An economist sees a “bright and rosy” future for Cebu and the Philippines, in general, as central banks in the US, Japan and some European countries impose negative interest rates.
“If you’re looking for bad news, it won’t come until three or four years,” Ateneo de Manila University professor Dr. Maria Cristina G. Bautista said in a press conference prior to her presentation during an economic forum organized by Padgett Place yesterday.
Bautista noted that with negative interest rates prevailing in the largest economies in the world, the Philippines which is now known to be among the strongest in Asia, stand to benefit from capital inflows.
“Money has to go where it earns. Where will it earn? It’s negative in Japan, negative in the US. Where will it go? It comes here, to countries that are stable and have good ratings,” she said.
The presidential elections in May could create some bumps for the local economy, but Bautista said she was confident that the Philippines would ride out any election-related uncertainty.
“If it’s a peaceful and honest elections, those with money will probably wait and see a bit, but money has to land somewhere,” she said.
In Cebu, she noted that tourism has been boosting the local economy, which is among the better performing regional economies in the country.
“It’s so heartening to see a lot of tourists here.

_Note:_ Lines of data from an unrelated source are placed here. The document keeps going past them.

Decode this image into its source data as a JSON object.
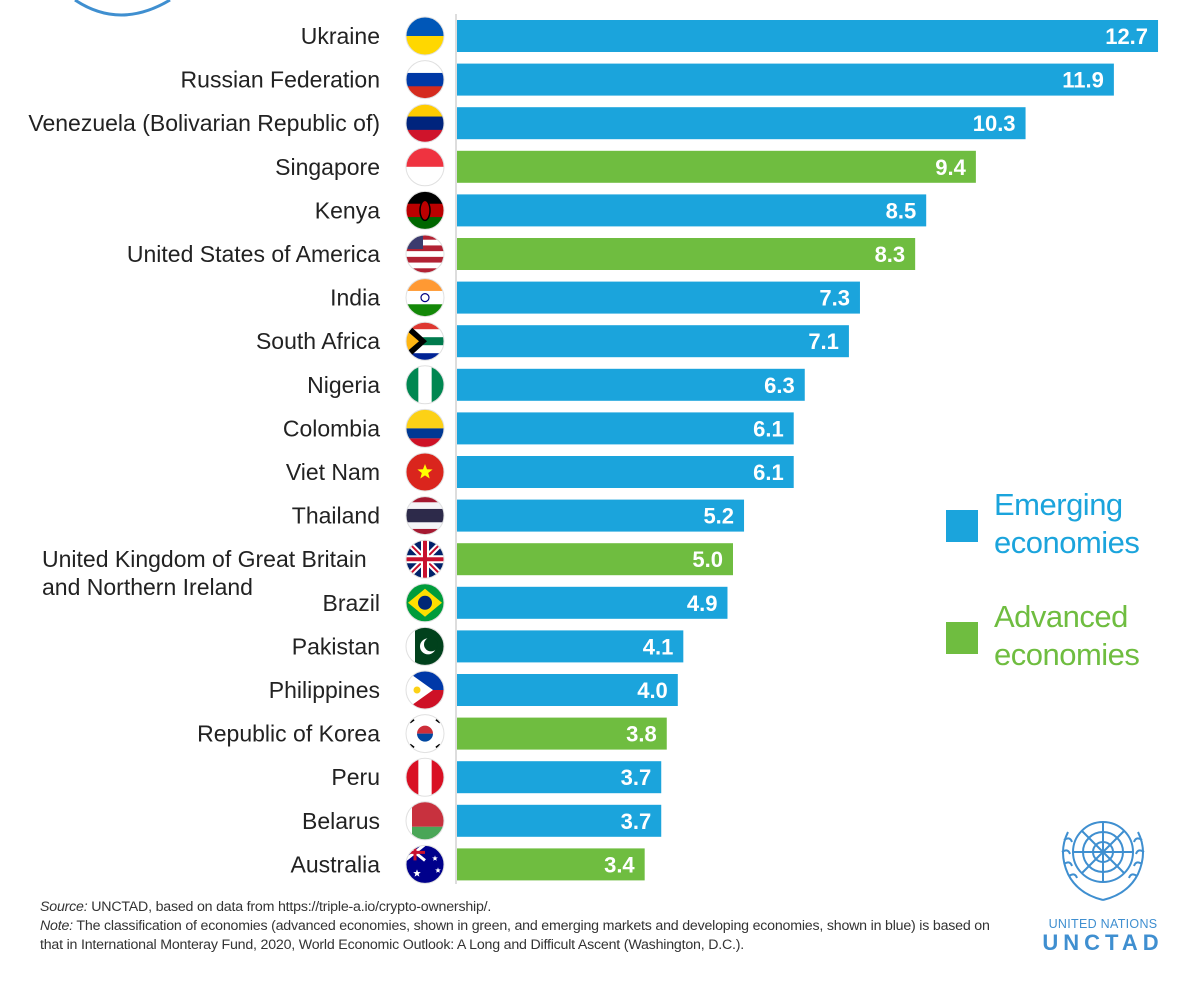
{
  "colors": {
    "emerging": "#1ba4dc",
    "advanced": "#6fbd40",
    "label_text": "#222222",
    "value_text": "#ffffff",
    "un_blue": "#3f8fd0"
  },
  "legend": [
    {
      "label": "Emerging economies",
      "group": "emerging"
    },
    {
      "label": "Advanced economies",
      "group": "advanced"
    }
  ],
  "chart_data": {
    "type": "bar",
    "orientation": "horizontal",
    "unit": "percent of population owning digital currency",
    "xlim": [
      0,
      13
    ],
    "grid": false,
    "legend_position": "right",
    "categories": [
      "Ukraine",
      "Russian Federation",
      "Venezuela (Bolivarian Republic of)",
      "Singapore",
      "Kenya",
      "United States of America",
      "India",
      "South Africa",
      "Nigeria",
      "Colombia",
      "Viet Nam",
      "Thailand",
      "United Kingdom of Great Britain and Northern Ireland",
      "Brazil",
      "Pakistan",
      "Philippines",
      "Republic of Korea",
      "Peru",
      "Belarus",
      "Australia"
    ],
    "labels": [
      [
        "Ukraine"
      ],
      [
        "Russian Federation"
      ],
      [
        "Venezuela (Bolivarian Republic of)"
      ],
      [
        "Singapore"
      ],
      [
        "Kenya"
      ],
      [
        "United States of America"
      ],
      [
        "India"
      ],
      [
        "South Africa"
      ],
      [
        "Nigeria"
      ],
      [
        "Colombia"
      ],
      [
        "Viet Nam"
      ],
      [
        "Thailand"
      ],
      [
        "United Kingdom of Great Britain",
        "and Northern Ireland"
      ],
      [
        "Brazil"
      ],
      [
        "Pakistan"
      ],
      [
        "Philippines"
      ],
      [
        "Republic of Korea"
      ],
      [
        "Peru"
      ],
      [
        "Belarus"
      ],
      [
        "Australia"
      ]
    ],
    "values": [
      12.7,
      11.9,
      10.3,
      9.4,
      8.5,
      8.3,
      7.3,
      7.1,
      6.3,
      6.1,
      6.1,
      5.2,
      5.0,
      4.9,
      4.1,
      4.0,
      3.8,
      3.7,
      3.7,
      3.4
    ],
    "value_labels": [
      "12.7",
      "11.9",
      "10.3",
      "9.4",
      "8.5",
      "8.3",
      "7.3",
      "7.1",
      "6.3",
      "6.1",
      "6.1",
      "5.2",
      "5.0",
      "4.9",
      "4.1",
      "4.0",
      "3.8",
      "3.7",
      "3.7",
      "3.4"
    ],
    "groups": [
      "emerging",
      "emerging",
      "emerging",
      "advanced",
      "emerging",
      "advanced",
      "emerging",
      "emerging",
      "emerging",
      "emerging",
      "emerging",
      "emerging",
      "advanced",
      "emerging",
      "emerging",
      "emerging",
      "advanced",
      "emerging",
      "emerging",
      "advanced"
    ],
    "flags": [
      "ukraine-flag",
      "russia-flag",
      "venezuela-flag",
      "singapore-flag",
      "kenya-flag",
      "usa-flag",
      "india-flag",
      "south-africa-flag",
      "nigeria-flag",
      "colombia-flag",
      "vietnam-flag",
      "thailand-flag",
      "uk-flag",
      "brazil-flag",
      "pakistan-flag",
      "philippines-flag",
      "korea-flag",
      "peru-flag",
      "belarus-flag",
      "australia-flag"
    ]
  },
  "footnotes": {
    "source_lead": "Source:",
    "source_text": " UNCTAD, based on data from https://triple-a.io/crypto-ownership/.",
    "note_lead": "Note:",
    "note_text": " The classification of economies (advanced economies, shown in green, and emerging markets and developing economies, shown in blue) is based on that in International Monteray Fund, 2020, World Economic Outlook: A Long and Difficult Ascent (Washington, D.C.)."
  },
  "logo": {
    "un_name": "UNITED NATIONS",
    "org": "UNCTAD"
  }
}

If you can get more cruise ships, for example, it would also boost tourism,” she said.
Citing data compiled by a colleague, Bautista said Cebu contributes about 6 percent to the country’s economy.
“I’ve been away (from Cebu) for 30 years and wow! That’s the first thing I said when I got to the Mactan Bridge. The skyline is different,” she said.
However, she also cited the worsening traffic congestion in Metro Cebu as a challenge that needs to be addressed.
“Traffic here is not far from (that of) Manila,” she said.
Other challenges, which Bautista refers to as “shadows in the Philippine economy,” are the need to achieve a balanced lifestyle, rising mental health concerns, and the uncertainty in the Middle East which could send a lot of overseas Filipino workers (OFWs) home and cause a decrease in OFW remittances.
Bautista noted, however, that some returning OFWs have been able to find alternative sources of income in the country. The professor, who goes around Metro
Manila in Uber or Grab cars, said most of the drivers were either former OFWs or relatives of OFWs.
How to get to the “bright and rosy picture” that she painted would need “Ubuntu,” an ancient African word that means “I am what I am because of who we all are.”
In the Philippines, Bautista said there’s a need to discard crab mentality and “get our acts together” to sustain a strong economy.
Philippine gross domestic product (GDP) grew by 5.8 percent in 2015, making the country among the fastest growing in Asia. Former Socioeconomic Planning
Secretary Arsenio Balisacan had described the growth as “respectable” given the external challenges last year.
The economy is targeted to grow between 6.8 percent and 7.8 percent this year.